UNITED STATES—It’s been ten years since that narrow Super Bowl XLVII defeat against the Ravens and three years since the Chiefs defeated the 49ers in Miami, but both must feel like a long while ago now.
In between, we suffered five seasons not making the postseason matches, a run that brought back memories of those seven years between 2003 and 2010 when the 49ers never troubled the big boys. This year, the Rams of all teams ended any lingering Super Bowl hopes, a team Jimmy Ward to Sports Illustrated he had no time for ahead of the current season.
The 2022/23 season is almost upon us, and Kyle Shanahan will be hoping to do the double over the Rams in the regular season, but hold his nerve if the two meet in the postseason matches. The odds are not with the 49ers; despite being on the fringes of the favorites for Super Bowl LVII in the current Ladbrokes betting odds, they are behind the Rams, joint-third favorites with the Chiefs. That points to an exciting season ahead for San Francisco football fans, but is it one that can bring success?
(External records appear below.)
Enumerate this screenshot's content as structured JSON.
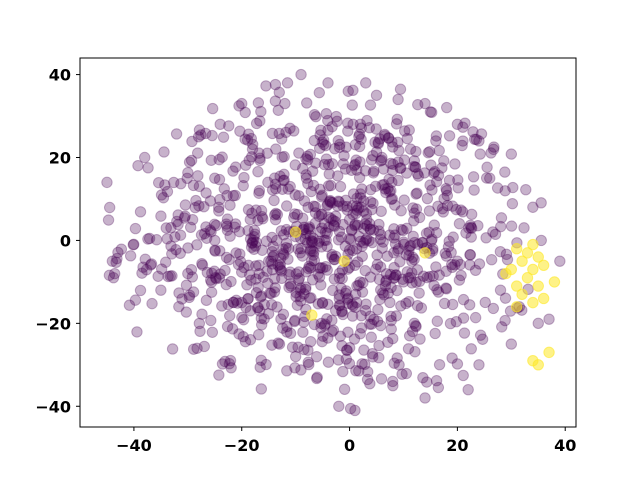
{
  "chart_data": {
    "type": "scatter",
    "title": "",
    "xlabel": "",
    "ylabel": "",
    "xlim": [
      -50,
      42
    ],
    "ylim": [
      -45,
      44
    ],
    "xticks": [
      -40,
      -20,
      0,
      20,
      40
    ],
    "yticks": [
      -40,
      -20,
      0,
      20,
      40
    ],
    "xtick_labels": [
      "−40",
      "−20",
      "0",
      "20",
      "40"
    ],
    "ytick_labels": [
      "−40",
      "−20",
      "0",
      "20",
      "40"
    ],
    "grid": false,
    "legend": "none",
    "colors": {
      "class_0": "#440154",
      "class_1": "#fde725"
    },
    "marker_alpha": 0.3,
    "cloud": {
      "count": 1000,
      "x_range": [
        -46,
        38
      ],
      "y_range": [
        -41,
        40
      ]
    },
    "series": [
      {
        "values": [
          [
            -44,
            -5
          ],
          [
            -45,
            14
          ],
          [
            -38,
            20
          ],
          [
            -28,
            25
          ],
          [
            -24,
            28
          ],
          [
            -20,
            33
          ],
          [
            -12,
            33
          ],
          [
            -9,
            40
          ],
          [
            -4,
            38
          ],
          [
            3,
            38
          ],
          [
            5,
            35
          ],
          [
            9,
            34
          ],
          [
            14,
            33
          ],
          [
            15,
            31
          ],
          [
            20,
            28
          ],
          [
            24,
            24
          ],
          [
            -34,
            3
          ],
          [
            -30,
            -8
          ],
          [
            -25,
            0
          ],
          [
            -20,
            -15
          ],
          [
            -13,
            -25
          ],
          [
            -6,
            -33
          ],
          [
            -2,
            -40
          ],
          [
            1,
            -41
          ],
          [
            8,
            -34
          ],
          [
            14,
            -38
          ],
          [
            22,
            -36
          ],
          [
            30,
            -25
          ],
          [
            35,
            -20
          ],
          [
            37,
            -19
          ],
          [
            39,
            -5
          ],
          [
            34,
            8
          ],
          [
            26,
            15
          ],
          [
            18,
            12
          ],
          [
            10,
            -10
          ],
          [
            0,
            5
          ],
          [
            -8,
            15
          ],
          [
            6,
            20
          ],
          [
            -15,
            -5
          ],
          [
            12,
            -20
          ],
          [
            20,
            -5
          ],
          [
            -5,
            -15
          ],
          [
            -25,
            15
          ],
          [
            28,
            -12
          ],
          [
            -35,
            -12
          ],
          [
            2,
            28
          ],
          [
            -18,
            22
          ],
          [
            16,
            24
          ],
          [
            -10,
            -28
          ],
          [
            24,
            -30
          ]
        ]
      },
      {
        "values": [
          [
            31,
            -2
          ],
          [
            33,
            -3
          ],
          [
            34,
            -1
          ],
          [
            35,
            -4
          ],
          [
            32,
            -5
          ],
          [
            34,
            -7
          ],
          [
            36,
            -6
          ],
          [
            33,
            -9
          ],
          [
            35,
            -11
          ],
          [
            30,
            -7
          ],
          [
            29,
            -8
          ],
          [
            31,
            -11
          ],
          [
            32,
            -13
          ],
          [
            36,
            -14
          ],
          [
            34,
            -15
          ],
          [
            38,
            -10
          ],
          [
            37,
            -27
          ],
          [
            34,
            -29
          ],
          [
            35,
            -30
          ],
          [
            31,
            -16
          ],
          [
            -10,
            2
          ],
          [
            -7,
            -18
          ],
          [
            14,
            -3
          ],
          [
            -1,
            -5
          ]
        ]
      }
    ]
  }
}
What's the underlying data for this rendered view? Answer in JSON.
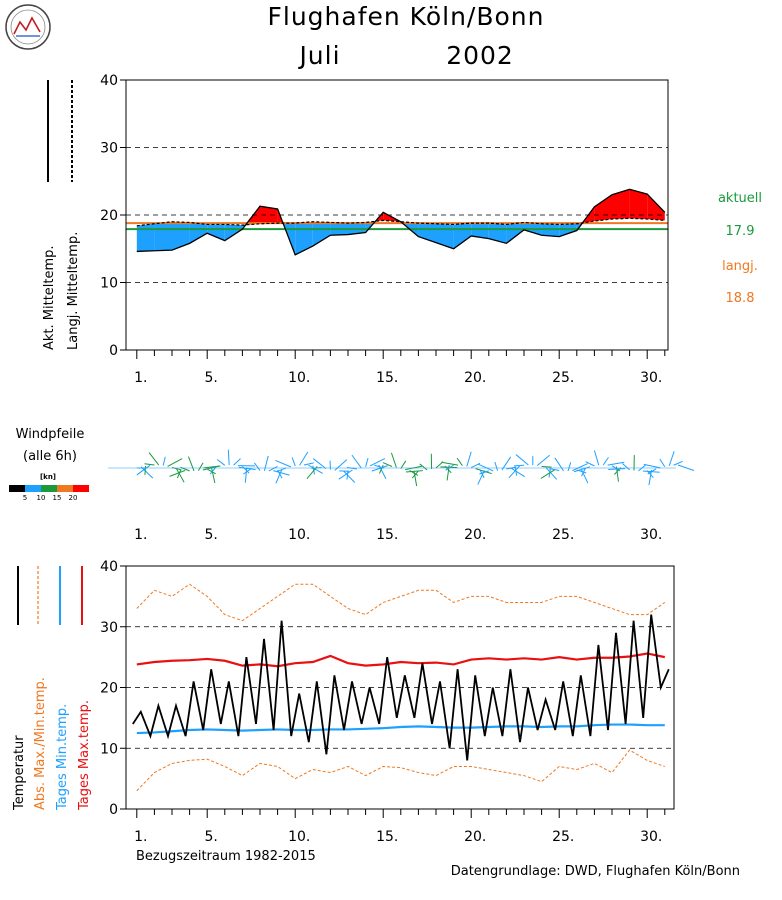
{
  "title_line1": "Flughafen Köln/Bonn",
  "title_month": "Juli",
  "title_year": "2002",
  "top_chart": {
    "type": "line",
    "ylim": [
      0,
      40
    ],
    "y_ticks": [
      "0",
      "10",
      "20",
      "30",
      "40"
    ],
    "x_ticks": [
      "1.",
      "5.",
      "10.",
      "15.",
      "20.",
      "25.",
      "30."
    ],
    "legend_actual_label": "Akt. Mitteltemp.",
    "legend_longterm_label": "Langj. Mitteltemp.",
    "right_label_actual": "aktuell",
    "right_value_actual": "17.9",
    "right_label_longterm": "langj.",
    "right_value_longterm": "18.8",
    "colors": {
      "above": "#ff0000",
      "below": "#1ea0ff",
      "actual_mean": "#1a9a3c",
      "longterm_mean": "#f07820"
    },
    "days": [
      1,
      2,
      3,
      4,
      5,
      6,
      7,
      8,
      9,
      10,
      11,
      12,
      13,
      14,
      15,
      16,
      17,
      18,
      19,
      20,
      21,
      22,
      23,
      24,
      25,
      26,
      27,
      28,
      29,
      30,
      31
    ],
    "actual_mean": [
      14.6,
      14.7,
      14.8,
      15.8,
      17.3,
      16.2,
      17.9,
      21.3,
      20.9,
      14.1,
      15.4,
      17.0,
      17.1,
      17.4,
      20.4,
      19.0,
      16.8,
      15.9,
      15.0,
      16.9,
      16.5,
      15.8,
      17.8,
      17.0,
      16.8,
      17.7,
      21.2,
      23.0,
      23.8,
      23.1,
      20.4
    ],
    "longterm_mean": [
      18.4,
      18.7,
      19.0,
      18.9,
      18.6,
      18.6,
      18.5,
      18.7,
      18.8,
      18.8,
      19.0,
      18.9,
      18.8,
      18.9,
      19.2,
      19.0,
      18.8,
      18.7,
      18.6,
      18.8,
      18.8,
      18.6,
      18.9,
      18.7,
      18.6,
      18.7,
      19.1,
      19.4,
      19.5,
      19.4,
      19.2
    ],
    "mean_actual_value": 17.9,
    "mean_longterm_value": 18.8
  },
  "wind": {
    "title_line1": "Windpfeile",
    "title_line2": "(alle 6h)",
    "unit": "[kn]",
    "scale_labels": [
      "5",
      "10",
      "15",
      "20"
    ],
    "scale_colors": [
      "#000000",
      "#1ea0ff",
      "#1a9a3c",
      "#f07820",
      "#ff0000"
    ],
    "x_ticks": [
      "1.",
      "5.",
      "10.",
      "15.",
      "20.",
      "25.",
      "30."
    ]
  },
  "bottom_chart": {
    "type": "line",
    "ylim": [
      0,
      40
    ],
    "y_ticks": [
      "0",
      "10",
      "20",
      "30",
      "40"
    ],
    "x_ticks": [
      "1.",
      "5.",
      "10.",
      "15.",
      "20.",
      "25.",
      "30."
    ],
    "legend_temp": "Temperatur",
    "legend_abs": "Abs. Max./Min.temp.",
    "legend_daily_min": "Tages Min.temp.",
    "legend_daily_max": "Tages Max.temp.",
    "colors": {
      "temp": "#000000",
      "abs": "#f07820",
      "daily_min": "#1ea0ff",
      "daily_max": "#e81010"
    },
    "days": [
      1,
      2,
      3,
      4,
      5,
      6,
      7,
      8,
      9,
      10,
      11,
      12,
      13,
      14,
      15,
      16,
      17,
      18,
      19,
      20,
      21,
      22,
      23,
      24,
      25,
      26,
      27,
      28,
      29,
      30,
      31
    ],
    "abs_max": [
      33,
      36,
      35,
      37,
      35,
      32,
      31,
      33,
      35,
      37,
      37,
      35,
      33,
      32,
      34,
      35,
      36,
      36,
      34,
      35,
      35,
      34,
      34,
      34,
      35,
      35,
      34,
      33,
      32,
      32,
      34
    ],
    "abs_min": [
      3,
      6,
      7.5,
      8,
      8.2,
      7,
      5.5,
      7.5,
      7,
      5,
      6.5,
      6,
      7,
      5.5,
      7,
      6.8,
      6,
      5.5,
      7,
      7,
      6.5,
      6,
      5.5,
      4.5,
      7,
      6.5,
      7.5,
      6,
      9.7,
      8,
      7
    ],
    "daily_max": [
      23.8,
      24.2,
      24.4,
      24.5,
      24.7,
      24.4,
      23.6,
      23.8,
      23.5,
      24.0,
      24.2,
      25.2,
      24.0,
      23.6,
      23.8,
      24.2,
      24.0,
      24.1,
      23.8,
      24.6,
      24.8,
      24.6,
      24.8,
      24.6,
      25.0,
      24.6,
      24.9,
      24.9,
      25.1,
      25.6,
      25.0
    ],
    "daily_min": [
      12.5,
      12.6,
      12.8,
      13.0,
      13.1,
      13.0,
      12.9,
      13.0,
      13.1,
      13.0,
      13.0,
      13.1,
      13.1,
      13.2,
      13.3,
      13.5,
      13.6,
      13.5,
      13.4,
      13.4,
      13.5,
      13.6,
      13.6,
      13.5,
      13.6,
      13.6,
      13.8,
      13.9,
      13.9,
      13.8,
      13.8
    ],
    "temp_min": [
      14,
      12,
      12,
      12,
      13,
      14,
      12,
      14,
      13,
      12,
      11,
      9,
      13,
      14,
      14,
      15,
      15,
      14,
      10,
      8,
      12,
      12,
      11,
      13,
      13,
      12,
      12,
      13,
      14,
      15,
      20
    ],
    "temp_max": [
      16,
      17,
      17,
      21,
      23,
      21,
      25,
      28,
      31,
      19,
      21,
      22,
      21,
      20,
      25,
      22,
      24,
      21,
      23,
      22,
      20,
      23,
      20,
      18,
      21,
      22,
      27,
      29,
      31,
      32,
      23
    ],
    "reference_period": "Bezugszeitraum 1982-2015",
    "source": "Datengrundlage: DWD, Flughafen Köln/Bonn"
  }
}
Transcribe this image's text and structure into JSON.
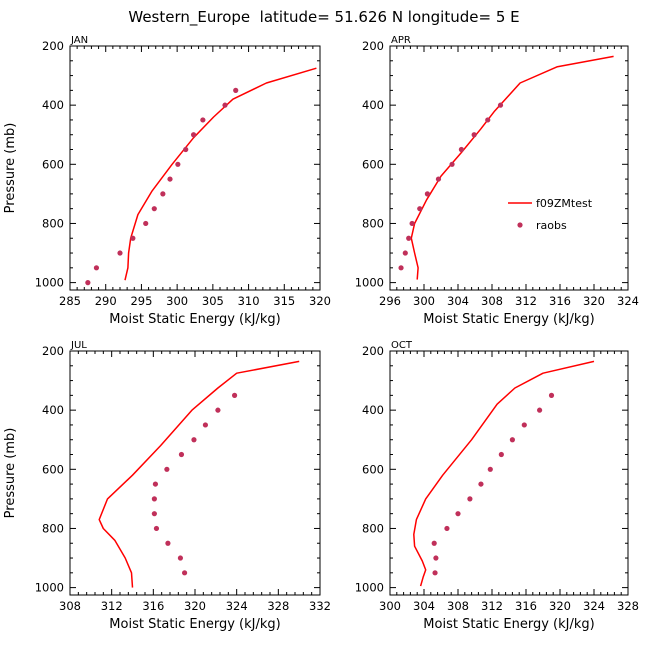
{
  "figure": {
    "title": "Western_Europe  latitude= 51.626 N longitude= 5 E"
  },
  "colors": {
    "model_line": "#ff0000",
    "obs_marker": "#c0305a",
    "axis": "#000000"
  },
  "legend": {
    "entries": [
      {
        "name": "f09ZMtest",
        "style": "line"
      },
      {
        "name": "raobs",
        "style": "marker"
      }
    ],
    "panel": 1,
    "placement": "right-middle"
  },
  "chart_data": [
    {
      "type": "line",
      "panel_label": "JAN",
      "xlabel": "Moist Static Energy (kJ/kg)",
      "ylabel": "Pressure (mb)",
      "xlim": [
        285,
        320
      ],
      "ylim": [
        1025,
        200
      ],
      "x_ticks": [
        285,
        290,
        295,
        300,
        305,
        310,
        315,
        320
      ],
      "y_ticks": [
        200,
        400,
        600,
        800,
        1000
      ],
      "series": [
        {
          "name": "f09ZMtest",
          "kind": "line",
          "x": [
            292.7,
            293.1,
            293.2,
            293.5,
            294.5,
            296.5,
            299.3,
            302.3,
            305.1,
            307.8,
            312.5,
            319.5
          ],
          "y": [
            992,
            950,
            900,
            850,
            770,
            690,
            600,
            510,
            440,
            380,
            325,
            275
          ]
        },
        {
          "name": "raobs",
          "kind": "scatter",
          "x": [
            287.5,
            288.7,
            292.0,
            293.8,
            295.6,
            296.8,
            298.0,
            299.0,
            300.1,
            301.2,
            302.3,
            303.6,
            306.7,
            308.2
          ],
          "y": [
            1000,
            950,
            900,
            850,
            800,
            750,
            700,
            650,
            600,
            550,
            500,
            450,
            400,
            350
          ]
        }
      ]
    },
    {
      "type": "line",
      "panel_label": "APR",
      "xlabel": "Moist Static Energy (kJ/kg)",
      "ylabel": "",
      "xlim": [
        296,
        324
      ],
      "ylim": [
        1025,
        200
      ],
      "x_ticks": [
        296,
        300,
        304,
        308,
        312,
        316,
        320,
        324
      ],
      "y_ticks": [
        200,
        400,
        600,
        800,
        1000
      ],
      "series": [
        {
          "name": "f09ZMtest",
          "kind": "line",
          "x": [
            299.2,
            299.3,
            298.9,
            298.5,
            298.9,
            300.3,
            302.0,
            304.4,
            306.7,
            308.3,
            311.3,
            315.7,
            322.3
          ],
          "y": [
            990,
            950,
            900,
            850,
            800,
            720,
            640,
            560,
            480,
            420,
            325,
            270,
            235
          ]
        },
        {
          "name": "raobs",
          "kind": "scatter",
          "x": [
            297.3,
            297.8,
            298.2,
            298.6,
            299.5,
            300.4,
            301.7,
            303.3,
            304.4,
            305.9,
            307.5,
            309.0
          ],
          "y": [
            950,
            900,
            850,
            800,
            750,
            700,
            650,
            600,
            550,
            500,
            450,
            400
          ]
        }
      ]
    },
    {
      "type": "line",
      "panel_label": "JUL",
      "xlabel": "Moist Static Energy (kJ/kg)",
      "ylabel": "Pressure (mb)",
      "xlim": [
        308,
        332
      ],
      "ylim": [
        1025,
        200
      ],
      "x_ticks": [
        308,
        312,
        316,
        320,
        324,
        328,
        332
      ],
      "y_ticks": [
        200,
        400,
        600,
        800,
        1000
      ],
      "series": [
        {
          "name": "f09ZMtest",
          "kind": "line",
          "x": [
            314.0,
            313.9,
            313.3,
            312.3,
            311.2,
            310.8,
            311.6,
            314.0,
            316.7,
            319.7,
            322.2,
            324.0,
            330.0
          ],
          "y": [
            1000,
            950,
            900,
            840,
            800,
            770,
            700,
            620,
            520,
            400,
            325,
            275,
            235
          ]
        },
        {
          "name": "raobs",
          "kind": "scatter",
          "x": [
            319.0,
            318.6,
            317.4,
            316.3,
            316.1,
            316.1,
            316.2,
            317.3,
            318.7,
            319.9,
            321.0,
            322.2,
            323.8
          ],
          "y": [
            950,
            900,
            850,
            800,
            750,
            700,
            650,
            600,
            550,
            500,
            450,
            400,
            350
          ]
        }
      ]
    },
    {
      "type": "line",
      "panel_label": "OCT",
      "xlabel": "Moist Static Energy (kJ/kg)",
      "ylabel": "",
      "xlim": [
        300,
        328
      ],
      "ylim": [
        1025,
        200
      ],
      "x_ticks": [
        300,
        304,
        308,
        312,
        316,
        320,
        324,
        328
      ],
      "y_ticks": [
        200,
        400,
        600,
        800,
        1000
      ],
      "series": [
        {
          "name": "f09ZMtest",
          "kind": "line",
          "x": [
            303.6,
            303.9,
            304.2,
            303.8,
            302.9,
            302.8,
            303.1,
            304.2,
            306.2,
            309.6,
            312.6,
            314.7,
            318.0,
            324.0
          ],
          "y": [
            995,
            965,
            940,
            910,
            860,
            820,
            770,
            700,
            620,
            500,
            380,
            325,
            275,
            235
          ]
        },
        {
          "name": "raobs",
          "kind": "scatter",
          "x": [
            305.3,
            305.4,
            305.2,
            306.7,
            308.0,
            309.4,
            310.7,
            311.8,
            313.1,
            314.4,
            315.8,
            317.6,
            319.0
          ],
          "y": [
            950,
            900,
            850,
            800,
            750,
            700,
            650,
            600,
            550,
            500,
            450,
            400,
            350
          ]
        }
      ]
    }
  ]
}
Success is something football fans in the Bay Area have certainly enjoyed in the past; the 49ers were one of the best teams in the eighties and maintained a great record of making the playoffs and the showcase event each season. Between 1981 and 1994, they made the Super Bowl five times, winning each time, and only failed to get into the playoffs twice, in 1982 and 1991. It was a time of unprecedented success that brought so much joy to the area.
Which moments were the best? Ahead of the 2022/23 season, we thought we’d pick three seminal moments in 49ers’ history for you to enjoy again.
We all catch something every day; a bus, a cold, even a movie, but imagine not just making a catch, but making THE catch. In 1981, the 49ers faced Dallas in the NFC Championship game, with a place in the Super Bowl at stake. The Cowboys led 27-21, and with 58 seconds left, they faced a third-and-three at the Cowboys’ six-yard line. Montana cam away, rocking to his back foot as he searched for the pass to take them to the showcase event. He dropped back and launched a pass into Dwight Clark, who caught the ball for THE catch. Candlestick Park erupted with 51 seconds left, and the game moved to 28-27, paving the way for that first-ever Super Bowl win.
Super Bowl XVI
The 49ers’ period of dominance sprouted in 1979 with the drafting of Joe Montana, but it arrived for the world to see in the snowy setting of Pontiac, Michigan. It was the first cold weather climate to be selected to host the event, and a traffic jam going into the game didn’t help. Coach Bill Walsh played Kenny Loggins ‘This Is It’ almost incessantly before the game, and it was ‘it’. The 49ers were irresistible, ploughing into a 20-0 halftime lead. The Bengals, a footnote in proceedings, fought back bravely, going 20-14 at one point, but the 49ers hung on, with two field goals from Ray Wersching, taking his total to four in the game.
Montana is widely regarded as one of the best quarterbacks on the big stage, a man for all occasions, and in 1988 that was underlined. Coach Bill Walsh was taking his final game, and in a touch of irony, the opposition was the Bengals, the same opponent who had been beaten in the first Super Bowl the 49ers won. The Bengals led 16-13 with just under four minutes left, with a drive starting at their eight-yard line. It seemed impossible, but Montana led an 11-play, 92-yard drive that ended with John Taylor’s touchdown. The play for the final moment was the last Bill Walsh called in an iconic career.